The three are tapas, svadhyaya and ishvara pranidhana.
Tapas is the first ingredient and the foundation. It is that discipline – that heat you create around centering your awareness, centering your mind, centering your breath and centering your speech in contemplation of self.
Svadhyaya is a reflection, a study and a study of mantra. Isvara pranidhana is devotion and surrender. A giving over and a bowing to that practice … to that self … to that endeavor of knowing.
Roots of suffering
You do this kriya yoga in order to bring about absorption – a deep centralized, whole body, whole consciousness presence. And for lessening the effects of the kleshas (roots of suffering). Those kleshas are five: they are avidya, asmita, raga, dvesha, abhinivesha.
Avidya is the field for all the rest … it is the not seeing of self. Vidya (knowledge) is the great embodiment … to realize the colossal extent of your self. That you are the cosmic person. The whole existence is contained within the body of one being – and that is you.

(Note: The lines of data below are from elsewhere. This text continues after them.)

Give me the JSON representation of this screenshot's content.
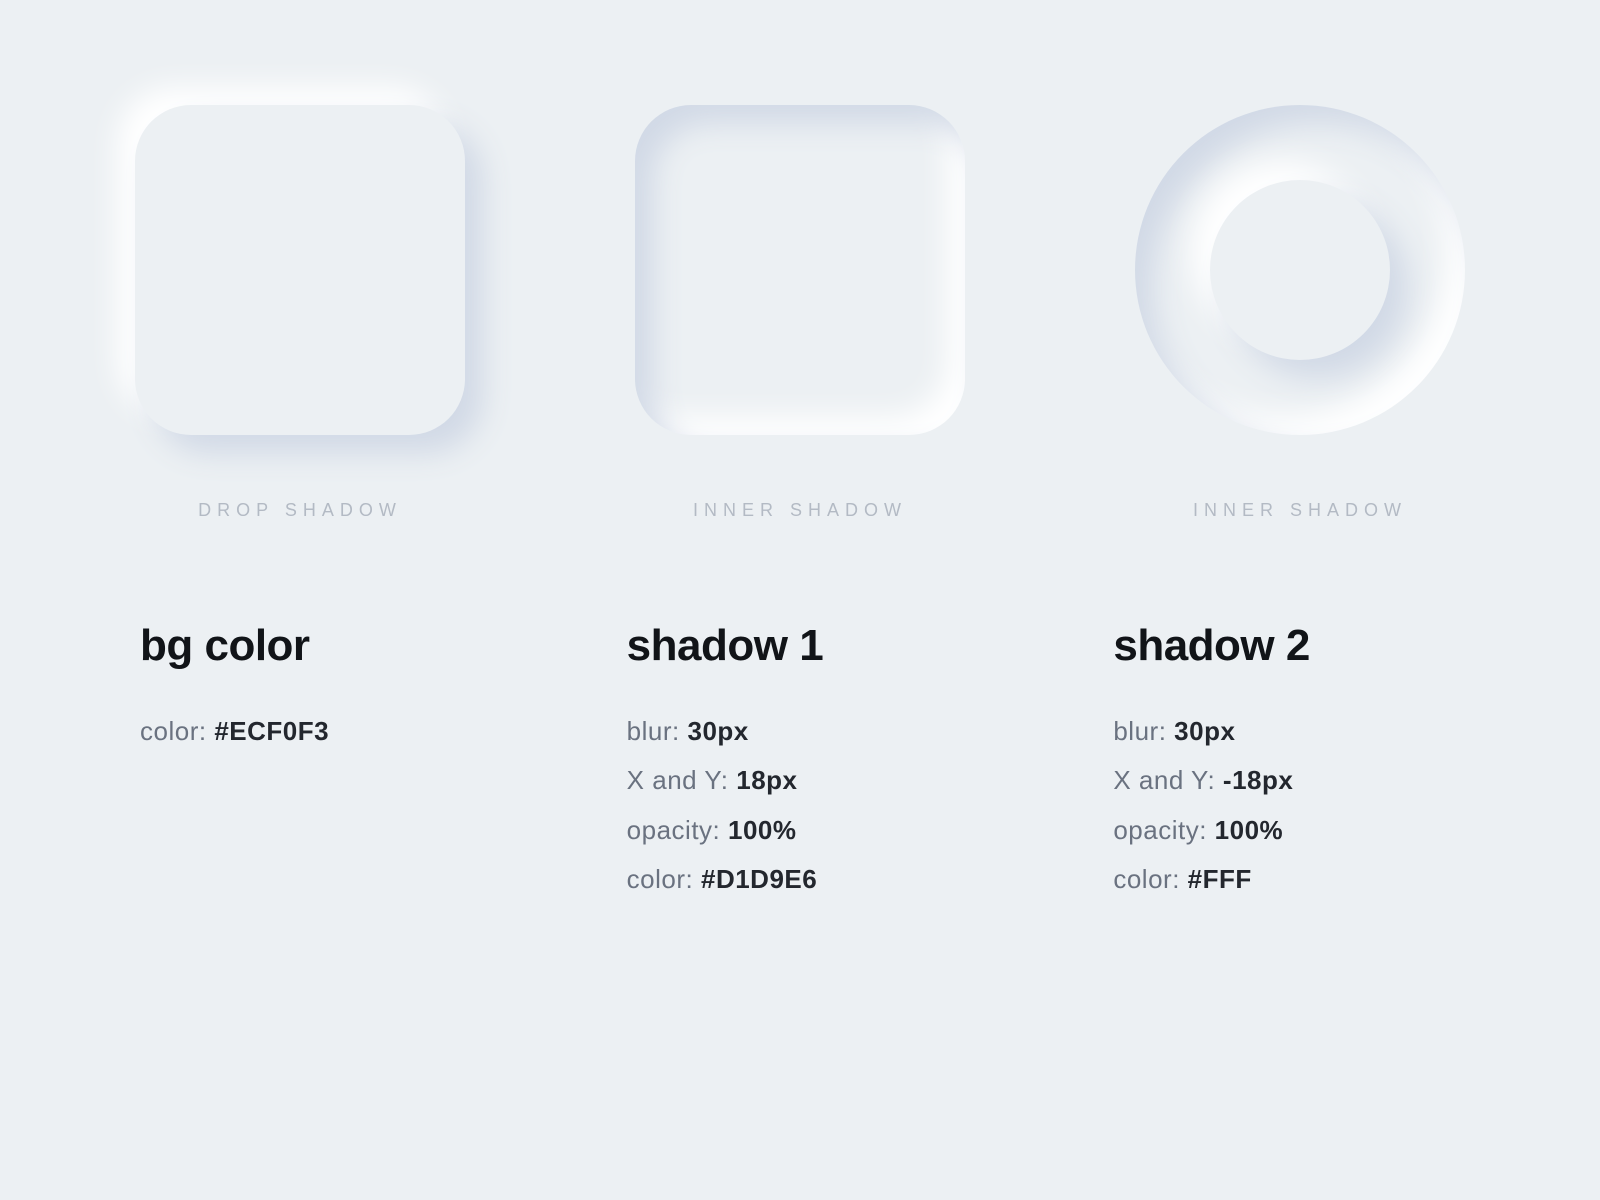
{
  "bg_color": "#ECF0F3",
  "captions": {
    "drop": "DROP SHADOW",
    "inner1": "INNER SHADOW",
    "inner2": "INNER SHADOW"
  },
  "spec_bg": {
    "title": "bg color",
    "color_label": "color: ",
    "color_value": "#ECF0F3"
  },
  "spec_s1": {
    "title": "shadow 1",
    "blur_label": "blur: ",
    "blur_value": "30px",
    "xy_label": "X and Y: ",
    "xy_value": "18px",
    "opacity_label": "opacity: ",
    "opacity_value": "100%",
    "color_label": "color: ",
    "color_value": "#D1D9E6"
  },
  "spec_s2": {
    "title": "shadow 2",
    "blur_label": "blur: ",
    "blur_value": "30px",
    "xy_label": "X and Y: ",
    "xy_value": "-18px",
    "opacity_label": "opacity: ",
    "opacity_value": "100%",
    "color_label": "color: ",
    "color_value": "#FFF"
  }
}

Avidya is to not realize that, the tiny embodiment. And not realizing that leads to asmita, a wrong sense of I and who I am. Raga and dvesha follow from that which is attachment for this little body. This tiny little self wants/needs this pleasure and can’t stand that one – and it’s always unhappy because it’s always wanting this or not wanting that.
Abhinivesha is this clinging to life. This little body that is very, definitely material, that doesn’t last – I’m clinging to that. I have to make it last. On and on, it can never die so I hold on for dear life and I’m afraid of anything that might take that away.
And so tapas helps you lessen the effects of those five.